The think tank said in Metro Manila, for instance, only three wage hikes and a 16.1 percent increase in the minimum wage from 2016 to 2022.
“These wage hikes were less in number and smaller in magnitude compared to previous administrations,” said Ibon.
- Corazon Aquino (1986 to 1992): 6 hikes, 218.9 percent increase
- Fidel Ramos (1992 to 2008): 7 hikes, 67.8 percent increase
- Joseph Estrada (1998 to 2001): 2 hikes, 26.3 percent increase
- Gloria Macapagal-Arroyo (2001 to 2010): 7 hikes, 67.8 percent increase
- Benigno Aquino III (2010 to 2016): 6 hikes, 28.5 percent increase
“Meanwhile, the current Marcos Jr. administration has yet to mandate any wage increase despite heightening public clamor as well as petitions and bills filed by labor groups and lawmakers, respectively,” it said.
As Ibon Foundation stressed, “the nominal wage has failed to cope with the constant increase in prices, thus causing the historic decline of the real value of the minimum wage.”
According to data from the think tank, average daily basic pay (ADBP) grew only by less than 21 percent from P391 in 2012 to P472 in 2022 even if the consumer price index (CPI) increased by 35.3 percent from 85 in 2012 to 115 in 2022.
The CPI, as defined by the PSA, is “an indicator of the change in the average retail prices of a fixed basket of goods and services commonly purchased by households relative to a base year.”
Ibon Foundation said accelerating inflation since last year “makes wage hikes all the more urgent,” stressing that nominal wages “were never enough to provide a decent standard of living but are now even falling in real terms.”
Headline inflation slowed down for the third month in a row to 6.6 percent last April, coming in below analysts’ consensus forecast of 7 percent and the Bangko Sentral ng Pilipinas’ 6.7 percent.
But while Finance Secretary Benjamin Diokno said the recent inflation numbers “indicate that we are on track to managing inflation,” year-to-date, the readout stands at 7.9 percent, higher than the target range of 2 percent to 4 percent.
Worker’s gains not translating to higher wages
Ibon Foundation said it observed that even though “labor productivity has been increasing […] workers’ real wages are falling,” stressing that the gains from growing productivity only translate to profits of corporations and the wealth of the super-rich.
Worker productivity has been a driving force of economic growth in the past decade, stating that, measured at constant 2018 prices, labor productivity increased by 28.9 percent from P330,035 for every worker in 2012 to P425,511 in 2022.
Also measured in real terms, the economy grew by 6.2%, with gross domestic product (GDP) increasing from P12.4 trillion in 2012 to P19.9 trillion in 2022, it said.

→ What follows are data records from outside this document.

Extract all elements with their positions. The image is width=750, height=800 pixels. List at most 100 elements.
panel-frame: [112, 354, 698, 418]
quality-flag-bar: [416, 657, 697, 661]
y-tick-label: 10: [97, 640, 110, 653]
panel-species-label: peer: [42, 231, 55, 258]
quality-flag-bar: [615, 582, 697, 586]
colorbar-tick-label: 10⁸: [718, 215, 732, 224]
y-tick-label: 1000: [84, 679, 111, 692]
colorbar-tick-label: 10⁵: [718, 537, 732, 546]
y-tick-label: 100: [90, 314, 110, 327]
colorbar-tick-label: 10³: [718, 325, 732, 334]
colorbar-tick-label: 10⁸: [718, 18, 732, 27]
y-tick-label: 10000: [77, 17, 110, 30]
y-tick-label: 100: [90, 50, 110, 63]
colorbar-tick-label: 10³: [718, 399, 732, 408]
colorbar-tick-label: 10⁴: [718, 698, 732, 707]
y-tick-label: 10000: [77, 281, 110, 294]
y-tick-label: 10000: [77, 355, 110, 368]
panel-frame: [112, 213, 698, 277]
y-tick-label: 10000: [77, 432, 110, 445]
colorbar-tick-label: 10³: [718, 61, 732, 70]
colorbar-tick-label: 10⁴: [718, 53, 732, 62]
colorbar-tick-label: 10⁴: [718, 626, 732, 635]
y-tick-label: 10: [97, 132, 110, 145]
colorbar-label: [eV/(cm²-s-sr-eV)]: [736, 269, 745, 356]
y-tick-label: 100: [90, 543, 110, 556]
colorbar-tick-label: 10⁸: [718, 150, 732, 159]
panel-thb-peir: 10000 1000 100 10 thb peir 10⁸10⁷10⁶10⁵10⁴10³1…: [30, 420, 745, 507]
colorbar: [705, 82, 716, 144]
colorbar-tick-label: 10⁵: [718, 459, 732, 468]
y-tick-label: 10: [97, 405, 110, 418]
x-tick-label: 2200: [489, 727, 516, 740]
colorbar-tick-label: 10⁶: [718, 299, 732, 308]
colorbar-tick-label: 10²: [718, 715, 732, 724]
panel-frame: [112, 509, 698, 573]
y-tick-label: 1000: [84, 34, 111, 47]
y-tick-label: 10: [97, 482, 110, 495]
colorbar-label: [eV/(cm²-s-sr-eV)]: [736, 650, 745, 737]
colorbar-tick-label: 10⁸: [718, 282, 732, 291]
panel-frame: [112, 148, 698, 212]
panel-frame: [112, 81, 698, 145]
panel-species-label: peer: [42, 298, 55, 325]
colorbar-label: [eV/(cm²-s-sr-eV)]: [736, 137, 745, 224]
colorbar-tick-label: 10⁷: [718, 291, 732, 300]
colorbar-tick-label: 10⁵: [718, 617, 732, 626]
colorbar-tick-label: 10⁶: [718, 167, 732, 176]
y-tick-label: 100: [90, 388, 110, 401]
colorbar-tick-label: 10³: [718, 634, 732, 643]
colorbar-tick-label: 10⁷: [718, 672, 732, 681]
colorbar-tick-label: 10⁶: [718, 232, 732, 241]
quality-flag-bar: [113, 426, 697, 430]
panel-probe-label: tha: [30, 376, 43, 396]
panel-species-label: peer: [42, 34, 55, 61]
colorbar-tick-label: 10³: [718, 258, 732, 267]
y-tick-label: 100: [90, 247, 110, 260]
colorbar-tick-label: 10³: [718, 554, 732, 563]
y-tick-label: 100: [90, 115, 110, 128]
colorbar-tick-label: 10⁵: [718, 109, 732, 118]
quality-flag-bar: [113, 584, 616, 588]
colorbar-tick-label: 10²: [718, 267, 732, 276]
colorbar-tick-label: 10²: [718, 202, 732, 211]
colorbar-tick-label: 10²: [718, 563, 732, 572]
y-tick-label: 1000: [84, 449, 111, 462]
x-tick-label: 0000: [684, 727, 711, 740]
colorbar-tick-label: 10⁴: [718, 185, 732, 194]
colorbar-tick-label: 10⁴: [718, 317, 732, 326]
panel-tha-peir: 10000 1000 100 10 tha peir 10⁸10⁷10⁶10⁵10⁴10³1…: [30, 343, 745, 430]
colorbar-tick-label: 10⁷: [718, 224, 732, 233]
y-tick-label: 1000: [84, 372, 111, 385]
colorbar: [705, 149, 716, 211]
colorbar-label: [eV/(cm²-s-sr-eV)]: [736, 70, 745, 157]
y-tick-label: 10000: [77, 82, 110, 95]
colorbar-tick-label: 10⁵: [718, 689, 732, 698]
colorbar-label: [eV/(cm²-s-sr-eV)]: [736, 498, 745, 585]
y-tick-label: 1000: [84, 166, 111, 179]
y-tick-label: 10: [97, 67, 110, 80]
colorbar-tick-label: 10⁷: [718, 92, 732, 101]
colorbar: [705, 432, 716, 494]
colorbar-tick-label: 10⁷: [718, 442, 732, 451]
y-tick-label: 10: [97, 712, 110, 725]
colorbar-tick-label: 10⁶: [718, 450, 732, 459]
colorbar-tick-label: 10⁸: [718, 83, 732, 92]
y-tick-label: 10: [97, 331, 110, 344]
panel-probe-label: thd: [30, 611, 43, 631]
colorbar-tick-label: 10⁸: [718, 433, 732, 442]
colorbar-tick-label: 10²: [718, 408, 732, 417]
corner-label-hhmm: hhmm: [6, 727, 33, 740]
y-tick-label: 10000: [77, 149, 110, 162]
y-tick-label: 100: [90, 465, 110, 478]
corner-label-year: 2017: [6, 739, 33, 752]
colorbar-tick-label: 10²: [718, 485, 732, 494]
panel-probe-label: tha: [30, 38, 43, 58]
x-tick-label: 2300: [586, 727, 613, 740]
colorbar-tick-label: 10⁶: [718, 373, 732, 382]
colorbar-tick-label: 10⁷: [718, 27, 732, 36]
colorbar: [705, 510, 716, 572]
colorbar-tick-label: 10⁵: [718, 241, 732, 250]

As the think tank stressed, wages lagging behind labor productivity implied that “the benefits from economic activity are disproportionately going to corporate profits [and wealth of the super-rich].”
It said, for instance, the profits of enterprises of all sizes increased by over 72 percent from P2 trillion in 2012 to P3.4 trillion in 2019 before the lockdowns. For the Top 1,000 corporations in the Philippines, profits increased by nearly 35 percent between 2012 and 2019 and then by 25 percent between 2019 and 2021.
“As it is, the nominal ADBP across all industries still falls far short of the family living wage,” it said, stressing that “giving workers their fair share through decent wages will uplift their lives and also spur economic progress.”
Ibon Foundation said, “instead of concealing how millions of Filipino workers and their families are struggling to live on family poverty wages, the government can and should immediately give a substantial and meaningful wage increase.”